The criteria used for status approval have been progressively relaxed for both schemes, while 14 jurisdictions including the UK, Singapore, France, Germany, South Korea, Australia and recently Malaysia joined Hong Kong as offshore centers allowed to use RMB to invest in Chinese A-shares under the RQFII program. Tradeable products have also expanded to include fixed income and index futures.

While these investment schemes allow foreign investors to trade A-shares, investors are still subject to a strict quota system.

The Connect Program: Open To All

Launched in November 2014, the Shanghai-Hong Kong Stock Connect program allows Hong Kong and international investors to trade China A-shares and mainland investors to trade Hong Kong stocks within a certain daily quota limit. It is expected that authorities in China and Hong Kong will launch a similar program for shares traded on the Shenzhen Stock Exchange in 2016.

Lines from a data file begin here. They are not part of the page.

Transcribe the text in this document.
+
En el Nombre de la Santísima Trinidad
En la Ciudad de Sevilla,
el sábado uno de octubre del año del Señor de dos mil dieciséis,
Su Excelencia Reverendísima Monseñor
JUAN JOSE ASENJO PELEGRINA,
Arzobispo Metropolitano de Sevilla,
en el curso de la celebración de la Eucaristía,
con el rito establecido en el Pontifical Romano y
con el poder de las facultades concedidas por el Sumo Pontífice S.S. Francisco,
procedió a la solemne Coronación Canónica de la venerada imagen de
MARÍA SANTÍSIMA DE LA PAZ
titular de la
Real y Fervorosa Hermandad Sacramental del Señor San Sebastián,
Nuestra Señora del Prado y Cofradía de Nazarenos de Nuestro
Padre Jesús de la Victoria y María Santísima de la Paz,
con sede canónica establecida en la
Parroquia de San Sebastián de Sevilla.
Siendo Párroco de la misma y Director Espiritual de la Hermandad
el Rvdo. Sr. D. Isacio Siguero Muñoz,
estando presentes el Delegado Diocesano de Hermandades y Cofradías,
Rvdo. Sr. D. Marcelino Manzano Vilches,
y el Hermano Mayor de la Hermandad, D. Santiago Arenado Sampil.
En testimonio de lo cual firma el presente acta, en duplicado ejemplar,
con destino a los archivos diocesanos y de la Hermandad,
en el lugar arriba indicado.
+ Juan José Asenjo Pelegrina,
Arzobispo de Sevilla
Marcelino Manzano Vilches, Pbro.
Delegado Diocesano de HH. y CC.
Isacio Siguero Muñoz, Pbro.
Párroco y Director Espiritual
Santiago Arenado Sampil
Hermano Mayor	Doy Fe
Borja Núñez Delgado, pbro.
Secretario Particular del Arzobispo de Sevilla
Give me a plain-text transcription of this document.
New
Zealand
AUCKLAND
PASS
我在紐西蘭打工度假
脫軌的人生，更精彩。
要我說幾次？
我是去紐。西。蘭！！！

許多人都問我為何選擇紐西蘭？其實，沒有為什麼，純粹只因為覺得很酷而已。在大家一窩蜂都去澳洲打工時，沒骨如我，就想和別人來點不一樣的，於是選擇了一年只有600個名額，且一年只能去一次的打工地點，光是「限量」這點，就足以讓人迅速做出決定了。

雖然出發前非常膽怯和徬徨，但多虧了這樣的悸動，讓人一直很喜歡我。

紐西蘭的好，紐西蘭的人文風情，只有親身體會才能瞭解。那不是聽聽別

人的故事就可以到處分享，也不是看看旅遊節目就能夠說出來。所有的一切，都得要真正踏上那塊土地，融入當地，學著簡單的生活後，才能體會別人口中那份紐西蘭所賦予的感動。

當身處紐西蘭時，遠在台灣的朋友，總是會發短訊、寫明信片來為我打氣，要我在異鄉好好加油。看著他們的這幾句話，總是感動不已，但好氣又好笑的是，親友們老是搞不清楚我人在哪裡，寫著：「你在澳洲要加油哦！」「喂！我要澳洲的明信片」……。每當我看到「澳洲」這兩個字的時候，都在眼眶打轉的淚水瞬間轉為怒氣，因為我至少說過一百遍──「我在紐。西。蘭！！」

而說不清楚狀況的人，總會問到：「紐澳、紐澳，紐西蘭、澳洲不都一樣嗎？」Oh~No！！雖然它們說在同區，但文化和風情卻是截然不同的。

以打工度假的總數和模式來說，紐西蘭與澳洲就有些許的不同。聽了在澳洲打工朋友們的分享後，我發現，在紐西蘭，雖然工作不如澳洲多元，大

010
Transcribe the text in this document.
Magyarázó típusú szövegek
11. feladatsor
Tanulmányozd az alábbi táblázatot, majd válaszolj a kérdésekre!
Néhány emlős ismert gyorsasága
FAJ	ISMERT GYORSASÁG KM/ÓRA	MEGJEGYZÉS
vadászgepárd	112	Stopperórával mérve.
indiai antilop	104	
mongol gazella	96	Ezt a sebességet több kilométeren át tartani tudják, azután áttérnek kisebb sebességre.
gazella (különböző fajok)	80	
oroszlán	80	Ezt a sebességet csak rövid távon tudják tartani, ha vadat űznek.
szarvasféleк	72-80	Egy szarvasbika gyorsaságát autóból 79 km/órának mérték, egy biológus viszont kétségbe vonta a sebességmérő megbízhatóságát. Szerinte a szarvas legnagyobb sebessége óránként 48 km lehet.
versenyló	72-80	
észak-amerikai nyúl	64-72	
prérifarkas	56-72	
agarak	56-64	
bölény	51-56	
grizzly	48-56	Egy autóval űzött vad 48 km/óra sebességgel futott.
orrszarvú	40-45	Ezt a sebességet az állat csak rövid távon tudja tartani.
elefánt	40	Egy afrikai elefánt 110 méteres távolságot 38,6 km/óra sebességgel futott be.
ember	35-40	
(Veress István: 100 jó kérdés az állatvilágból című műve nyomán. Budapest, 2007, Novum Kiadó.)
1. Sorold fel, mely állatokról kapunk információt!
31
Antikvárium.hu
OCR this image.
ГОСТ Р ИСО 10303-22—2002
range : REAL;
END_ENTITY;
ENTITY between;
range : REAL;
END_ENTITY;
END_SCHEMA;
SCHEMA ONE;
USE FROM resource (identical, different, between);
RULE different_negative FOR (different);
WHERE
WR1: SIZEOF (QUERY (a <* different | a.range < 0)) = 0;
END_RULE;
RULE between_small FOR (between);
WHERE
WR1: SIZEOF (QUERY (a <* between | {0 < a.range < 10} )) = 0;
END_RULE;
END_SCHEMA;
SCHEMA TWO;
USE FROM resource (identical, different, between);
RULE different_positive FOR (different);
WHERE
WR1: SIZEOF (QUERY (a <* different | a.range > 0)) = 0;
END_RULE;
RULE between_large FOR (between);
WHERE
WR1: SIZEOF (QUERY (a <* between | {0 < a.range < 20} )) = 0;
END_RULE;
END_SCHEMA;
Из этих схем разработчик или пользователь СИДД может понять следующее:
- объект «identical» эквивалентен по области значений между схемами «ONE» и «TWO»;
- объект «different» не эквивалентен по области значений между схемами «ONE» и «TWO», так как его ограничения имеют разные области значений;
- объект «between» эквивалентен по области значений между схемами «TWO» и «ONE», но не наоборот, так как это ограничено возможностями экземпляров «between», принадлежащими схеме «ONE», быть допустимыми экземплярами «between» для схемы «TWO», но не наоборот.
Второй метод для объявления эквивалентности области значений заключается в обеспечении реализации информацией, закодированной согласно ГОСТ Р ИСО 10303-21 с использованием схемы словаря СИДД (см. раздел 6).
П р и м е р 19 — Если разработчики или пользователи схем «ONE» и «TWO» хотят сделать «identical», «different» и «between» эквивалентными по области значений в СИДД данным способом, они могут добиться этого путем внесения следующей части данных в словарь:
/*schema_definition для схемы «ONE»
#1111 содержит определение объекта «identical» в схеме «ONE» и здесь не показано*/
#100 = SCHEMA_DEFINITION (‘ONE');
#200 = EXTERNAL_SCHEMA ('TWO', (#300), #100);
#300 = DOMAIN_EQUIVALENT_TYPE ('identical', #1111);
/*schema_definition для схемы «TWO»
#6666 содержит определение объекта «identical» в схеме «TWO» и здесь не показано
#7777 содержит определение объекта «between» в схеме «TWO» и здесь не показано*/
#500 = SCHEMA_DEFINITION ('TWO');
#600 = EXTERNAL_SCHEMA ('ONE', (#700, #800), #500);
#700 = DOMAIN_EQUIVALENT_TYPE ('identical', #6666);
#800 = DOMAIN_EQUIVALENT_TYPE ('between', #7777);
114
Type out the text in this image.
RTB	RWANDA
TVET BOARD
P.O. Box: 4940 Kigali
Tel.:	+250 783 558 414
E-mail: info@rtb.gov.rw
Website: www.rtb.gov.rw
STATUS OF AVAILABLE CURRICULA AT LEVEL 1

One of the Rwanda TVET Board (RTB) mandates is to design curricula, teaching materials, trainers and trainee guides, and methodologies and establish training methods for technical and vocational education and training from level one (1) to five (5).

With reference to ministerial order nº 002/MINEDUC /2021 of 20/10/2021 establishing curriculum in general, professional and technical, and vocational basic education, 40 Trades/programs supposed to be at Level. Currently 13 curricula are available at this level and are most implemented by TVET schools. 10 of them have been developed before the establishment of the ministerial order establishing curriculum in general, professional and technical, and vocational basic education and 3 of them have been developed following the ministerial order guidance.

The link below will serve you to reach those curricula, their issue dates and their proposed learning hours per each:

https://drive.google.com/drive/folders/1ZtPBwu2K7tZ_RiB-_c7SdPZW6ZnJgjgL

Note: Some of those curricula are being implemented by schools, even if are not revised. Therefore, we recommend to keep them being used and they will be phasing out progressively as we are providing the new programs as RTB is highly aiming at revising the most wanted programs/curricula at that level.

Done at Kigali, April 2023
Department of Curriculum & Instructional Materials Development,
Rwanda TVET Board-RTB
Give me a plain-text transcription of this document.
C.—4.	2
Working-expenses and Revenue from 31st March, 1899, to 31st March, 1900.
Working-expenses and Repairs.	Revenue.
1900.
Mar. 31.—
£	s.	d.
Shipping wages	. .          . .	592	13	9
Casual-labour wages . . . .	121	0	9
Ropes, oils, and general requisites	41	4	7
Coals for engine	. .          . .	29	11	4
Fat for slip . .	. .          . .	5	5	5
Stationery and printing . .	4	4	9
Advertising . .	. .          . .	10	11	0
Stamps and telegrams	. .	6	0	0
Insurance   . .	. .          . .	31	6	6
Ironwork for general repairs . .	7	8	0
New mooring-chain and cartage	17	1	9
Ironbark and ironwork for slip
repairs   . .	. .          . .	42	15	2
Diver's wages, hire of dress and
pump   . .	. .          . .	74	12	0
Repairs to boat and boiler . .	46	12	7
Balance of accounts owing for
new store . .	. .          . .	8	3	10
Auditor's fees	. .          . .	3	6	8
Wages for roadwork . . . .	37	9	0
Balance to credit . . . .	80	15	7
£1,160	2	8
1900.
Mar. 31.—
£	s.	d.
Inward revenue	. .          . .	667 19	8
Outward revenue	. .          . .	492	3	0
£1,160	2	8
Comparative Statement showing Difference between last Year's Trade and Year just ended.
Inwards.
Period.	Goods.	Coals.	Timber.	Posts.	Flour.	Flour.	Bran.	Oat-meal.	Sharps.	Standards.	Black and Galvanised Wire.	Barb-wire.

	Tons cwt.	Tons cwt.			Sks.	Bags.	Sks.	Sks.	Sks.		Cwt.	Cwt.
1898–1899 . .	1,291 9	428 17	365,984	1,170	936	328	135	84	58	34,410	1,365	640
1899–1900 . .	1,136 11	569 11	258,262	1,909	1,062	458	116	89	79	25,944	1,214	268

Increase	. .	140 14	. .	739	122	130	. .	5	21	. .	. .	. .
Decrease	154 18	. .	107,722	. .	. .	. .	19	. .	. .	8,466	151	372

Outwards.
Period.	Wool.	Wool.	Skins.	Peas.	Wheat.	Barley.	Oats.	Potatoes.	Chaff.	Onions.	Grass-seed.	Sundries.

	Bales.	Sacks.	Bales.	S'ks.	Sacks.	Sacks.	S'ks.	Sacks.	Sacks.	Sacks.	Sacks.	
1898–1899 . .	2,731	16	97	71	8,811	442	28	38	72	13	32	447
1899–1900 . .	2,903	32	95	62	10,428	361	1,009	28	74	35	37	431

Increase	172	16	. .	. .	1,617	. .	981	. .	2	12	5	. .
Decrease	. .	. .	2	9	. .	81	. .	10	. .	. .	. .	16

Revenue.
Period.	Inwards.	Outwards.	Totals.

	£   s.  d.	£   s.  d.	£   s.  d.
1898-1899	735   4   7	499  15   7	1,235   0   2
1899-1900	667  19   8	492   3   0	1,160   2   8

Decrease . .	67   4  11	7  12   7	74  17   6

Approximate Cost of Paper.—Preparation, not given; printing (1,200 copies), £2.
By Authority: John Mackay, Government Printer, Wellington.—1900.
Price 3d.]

Unlike the QFII and RQFII schemes, the Connect program is open to all investors, institutional and retail alike. In addition, investors are not required to receive any quota approval from the regulatory authorities in order to trade, and are not impaired by currency controls and reporting requirements. The introduction of additional connect programs would be a further indication that the Chinese government remains committed to capital markets liberalization.

Mutual Recognition Scheme: Funds For All

Launched on July 1, 2015, the Mutual Recognition of Funds (MRF) scheme allows for the first time registered asset managers operating in Hong Kong and mainland China to sell their funds within their respective jurisdictions. An initial quota of Rmb 300 billion (USD48 billion) has been set aside for each direction of the MRF scheme.

The MRF scheme allows equity, fixed income, mixed and index funds to be eligible for cross-border selling, where asset managers need to appoint a local agent to market and distribute their funds.